Le parole sono tradizionalmente attribuite a John Wanamaker, uomo politico e d’affari, fondatore del primo grande magazzino americano. Vengono spesso usate per descrivere l’imprecisione e difficile misurabilità di questa disciplina.
Tra le cause di questa imprecisione c’è sempre stata l’incertezza su chi ricevesse i nostri messaggi. Insomma, sul nostro pubblico. Perché alla fine è per loro che studiamo i nostri messaggi e i nostri contenuti, ed è proprio per raggiungerli che studiamo la nostra pianificazione.
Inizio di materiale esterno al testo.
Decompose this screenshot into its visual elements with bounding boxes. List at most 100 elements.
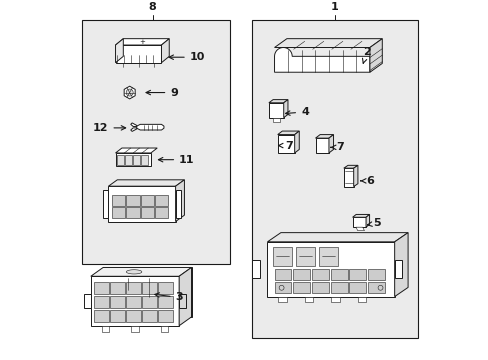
Bar — [125, 155, 132, 165]
Polygon shape — [175, 180, 184, 221]
Bar — [94, 310, 109, 322]
Bar — [330, 282, 347, 293]
Polygon shape — [272, 118, 280, 122]
Polygon shape — [103, 267, 191, 317]
Polygon shape — [394, 260, 402, 278]
Bar — [142, 296, 157, 308]
Bar — [158, 282, 172, 294]
Bar — [349, 282, 366, 293]
Bar — [126, 207, 139, 218]
Polygon shape — [315, 135, 333, 138]
Polygon shape — [394, 233, 407, 297]
Text: +: + — [139, 39, 145, 45]
Bar — [112, 207, 125, 218]
Polygon shape — [274, 39, 382, 48]
Polygon shape — [366, 215, 369, 227]
Polygon shape — [353, 165, 357, 186]
Polygon shape — [137, 124, 163, 130]
Polygon shape — [115, 39, 123, 63]
Bar — [126, 282, 141, 294]
Polygon shape — [108, 180, 184, 186]
Text: 10: 10 — [169, 52, 204, 62]
Polygon shape — [179, 294, 186, 308]
Bar — [293, 282, 309, 293]
Text: 4: 4 — [285, 107, 308, 117]
Text: 3: 3 — [155, 292, 183, 302]
Text: 9: 9 — [146, 87, 178, 98]
Bar — [126, 195, 139, 206]
Polygon shape — [103, 190, 108, 218]
Polygon shape — [274, 48, 369, 72]
Bar — [142, 282, 157, 294]
Bar — [110, 310, 125, 322]
Polygon shape — [283, 100, 287, 118]
Bar — [82, 20, 230, 264]
Polygon shape — [272, 247, 292, 266]
Bar — [141, 195, 154, 206]
Polygon shape — [108, 186, 175, 221]
Text: 5: 5 — [366, 218, 380, 228]
Bar — [158, 296, 172, 308]
Bar — [112, 195, 125, 206]
Text: 12: 12 — [93, 123, 125, 133]
Bar — [274, 269, 291, 280]
Polygon shape — [115, 39, 169, 45]
Text: 6: 6 — [360, 176, 373, 186]
Text: 8: 8 — [148, 2, 156, 12]
Bar — [126, 310, 141, 322]
Polygon shape — [126, 270, 142, 274]
Polygon shape — [343, 165, 357, 168]
Polygon shape — [175, 190, 181, 218]
Bar — [94, 296, 109, 308]
Polygon shape — [251, 260, 259, 278]
Bar — [274, 282, 291, 293]
Text: 2: 2 — [362, 47, 370, 63]
Polygon shape — [268, 103, 283, 118]
Bar — [251, 20, 417, 338]
Bar — [141, 155, 147, 165]
Polygon shape — [91, 267, 191, 276]
Polygon shape — [315, 138, 328, 153]
Bar — [141, 207, 154, 218]
Text: 7: 7 — [330, 142, 344, 152]
Polygon shape — [267, 233, 407, 242]
Bar — [117, 155, 123, 165]
Bar — [133, 155, 140, 165]
Polygon shape — [369, 39, 382, 72]
Bar — [131, 326, 138, 332]
Text: 11: 11 — [158, 155, 194, 165]
Bar — [161, 326, 167, 332]
Polygon shape — [115, 153, 151, 166]
Polygon shape — [352, 217, 366, 227]
Polygon shape — [126, 89, 133, 96]
Polygon shape — [377, 285, 382, 290]
Text: 1: 1 — [330, 2, 338, 12]
Polygon shape — [318, 247, 337, 266]
Polygon shape — [279, 285, 284, 290]
Bar — [142, 310, 157, 322]
Bar — [304, 297, 313, 302]
Polygon shape — [91, 276, 179, 326]
Bar — [155, 207, 168, 218]
Bar — [349, 269, 366, 280]
Polygon shape — [328, 135, 333, 153]
Polygon shape — [277, 135, 294, 153]
Bar — [367, 282, 385, 293]
Polygon shape — [277, 131, 299, 135]
Polygon shape — [352, 215, 369, 217]
Bar — [110, 282, 125, 294]
Polygon shape — [268, 100, 287, 103]
Polygon shape — [343, 168, 353, 186]
Bar — [126, 296, 141, 308]
Bar — [330, 297, 339, 302]
Polygon shape — [355, 227, 364, 231]
Bar — [102, 326, 109, 332]
Polygon shape — [115, 45, 161, 63]
Polygon shape — [295, 247, 315, 266]
Bar — [155, 195, 168, 206]
Polygon shape — [294, 131, 299, 153]
Polygon shape — [161, 39, 169, 63]
Bar — [367, 269, 385, 280]
Polygon shape — [115, 148, 157, 153]
Bar — [311, 282, 328, 293]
E se non li raggiungiamo, le metriche di business ce lo dicono abbastanza presto.
Oggi - forse - abbiamo la possibilità di vederci chiaro.
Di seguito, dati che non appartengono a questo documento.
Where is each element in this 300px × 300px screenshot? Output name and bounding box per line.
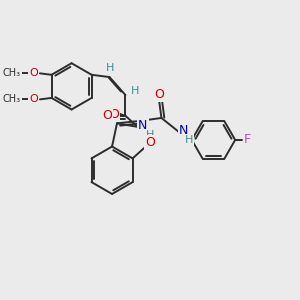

Dal target alle personas: l’importanza del fattore umano
“Il nostro target è composto al 60% di donne e al 40% di uomini. Età compresa tra i 19 e i 45 anni. Vivono nei grandi centri urbani”
Suona familiare? Il target è spesso il punto interrogativo di molti brief: una categoria vastissima, astratta e decisamente poco utilizzabile. Con tutto quello che ne consegue in termini sia di creatività che di pianificazione. Il target, proprio come suggerisce l’origine militare del termine, è quello che si vede dalla telecamerina incerta di un cacciabombardiere: indefinito, deumanizzato, confuso.
Nel 1993, fortunatamente, il professor Angus Jenkinson inventa le personas: personaggi fittizi che rappresentano un segmento di pubblico ben identificato. Personaggi con un nome e un volto, come il Franco del titolo. Le personas hanno un lavoro e una storia familiare, delle conoscenze, delle aspettative, delle abitudini. Ci si potrebbe quasi affezionare a loro.
Le personas - che oggi sono ovunque - hanno un livello di profondità maggiore rispetto al target. Ma soprattutto, introducono un fattore umano che ci rende più semplice immaginarle e relazionarci ad esse quando definiamo i nostri messaggi. Ci permettono di disegnare siti, prodotti, campagne in modo molto più efficace e concreto. Viva le personas, insomma.
Il problema è che - a conti fatti - sono solo creazioni di fantasia.
Personas e big data: l’incontro perfetto?
Poi in questi anni è successo qualcos’altro: sono arrivati i Big Data. Ovvero, abbiamo accumulato abbastanza dati sugli utenti da non capirci più nulla. Le macchine, però, questi dati li masticano bene e avendone una quantità sufficiente sanno far emergere da masse di numeri dei pattern ben definiti. Gruppi di persone che fanno grossomodo le stesse cose, negli stessi momenti e con le stesse motivazioni. Gruppi ovviamente più piccoli, ma veri e umani.
È quello che riesce a fare in modo mirabile Netflix, che proprio analizzando i dati dei suoi utenti scopre dei segmenti di audience imprevedibili (ad esempio persone che amano i documentari di cibo e i film di kung-fu) e crea contenuti per loro. Contenuti che mai sarebbero stati immaginabili prima e che - non serve dirlo - funzionano bene, riducendo l’incertezza che angustiava Wanamaker.
Non me lo sono inventato: Samurai Gourmet è un prodotto reale. E secondo Netflix è compatibile all'89% con il mio profilo.
Con i Big Data, oggi possiamo produrre delle personas praticamente perfette, costruite su insight reali e sorprendenti. Non degli stereotipi da sit-com, quindi, ma delle persone che esistono qui e oggi. La nostra collega. Il nostro commercialista. Il nostro vicino. Affiancando data scientist e strategist, possiamo trovare queste “pepite” e creare personas realmente utili. Franco, insomma, potrebbe esistere davvero.
Tirando Shakespeare per la giacchetta potremmo riassumere così:
Ci sono più insight nei Big Data, Orazio, di quanti ne sogni il tuo reparto marketing.